And then it is being called like that:

fn handler(...) {
        const response = try route_get_echo(allocator, request);
        try stream_out.print("{s}", .{response});
        response.deinit();
}

Edit: In the end I have really messeded up my original example.

Thats not a hash table…
There is std.StringHashMap, you wouldn’t need to store the name in the value since it’s stored in the keys.

This is a great use case for an arena, you wouldn’t need to keep track of if the name or value have been allocated, you’d just deinit the arena when you’re done and the allocations go poof. Ofc you wouldn’t need to store the allocator, though you shouldn’t need to now either.

Regardless if you use the same allocator for every header, you should store it outside the header, instead of a copy with each header.

Sorry, my current code is really confusing, I didn’t really implement that far, yet. I started with “something” and I am trying to learn how everything works.

Specifically because I don’t need to do anything with header fields, yet, I decided to first start with [10][]u8. But then of course this limits the number of headers I can add. So an array simmed like “good next step”.

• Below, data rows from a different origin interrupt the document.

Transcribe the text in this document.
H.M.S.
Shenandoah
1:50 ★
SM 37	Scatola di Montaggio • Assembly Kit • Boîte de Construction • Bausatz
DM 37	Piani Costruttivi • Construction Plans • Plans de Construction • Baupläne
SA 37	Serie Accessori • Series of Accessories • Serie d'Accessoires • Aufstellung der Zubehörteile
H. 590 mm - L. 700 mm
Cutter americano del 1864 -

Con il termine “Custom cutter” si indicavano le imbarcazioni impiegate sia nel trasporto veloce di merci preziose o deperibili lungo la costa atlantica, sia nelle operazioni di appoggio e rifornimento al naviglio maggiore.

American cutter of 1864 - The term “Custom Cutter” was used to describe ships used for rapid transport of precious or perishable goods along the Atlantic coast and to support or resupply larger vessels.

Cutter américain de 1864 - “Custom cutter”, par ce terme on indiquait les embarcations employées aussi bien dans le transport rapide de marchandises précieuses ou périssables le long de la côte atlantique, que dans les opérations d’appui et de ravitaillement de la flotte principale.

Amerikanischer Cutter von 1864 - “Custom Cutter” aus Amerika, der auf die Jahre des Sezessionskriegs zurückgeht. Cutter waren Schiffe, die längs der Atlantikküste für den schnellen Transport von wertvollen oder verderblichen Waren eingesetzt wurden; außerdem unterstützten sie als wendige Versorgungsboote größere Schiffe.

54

Thank being said I am appreicating you pointing that out.

if you use the same allocator for every header, you should store it outside the header, instead of a copy with each header.

Thanks, that makes sense. I am sort ofcurious if I can create AllocHeader in the AllocHttpResponse.init(). Then I could actually guarnatee that the allocator passed the AllocHttpResponse is the one used for allocaitng the AllocHeader.

You can also just have the caller deal with managing the allocators, in most cases they only have one, maybe some sub arenas.

That is what std is moving towards.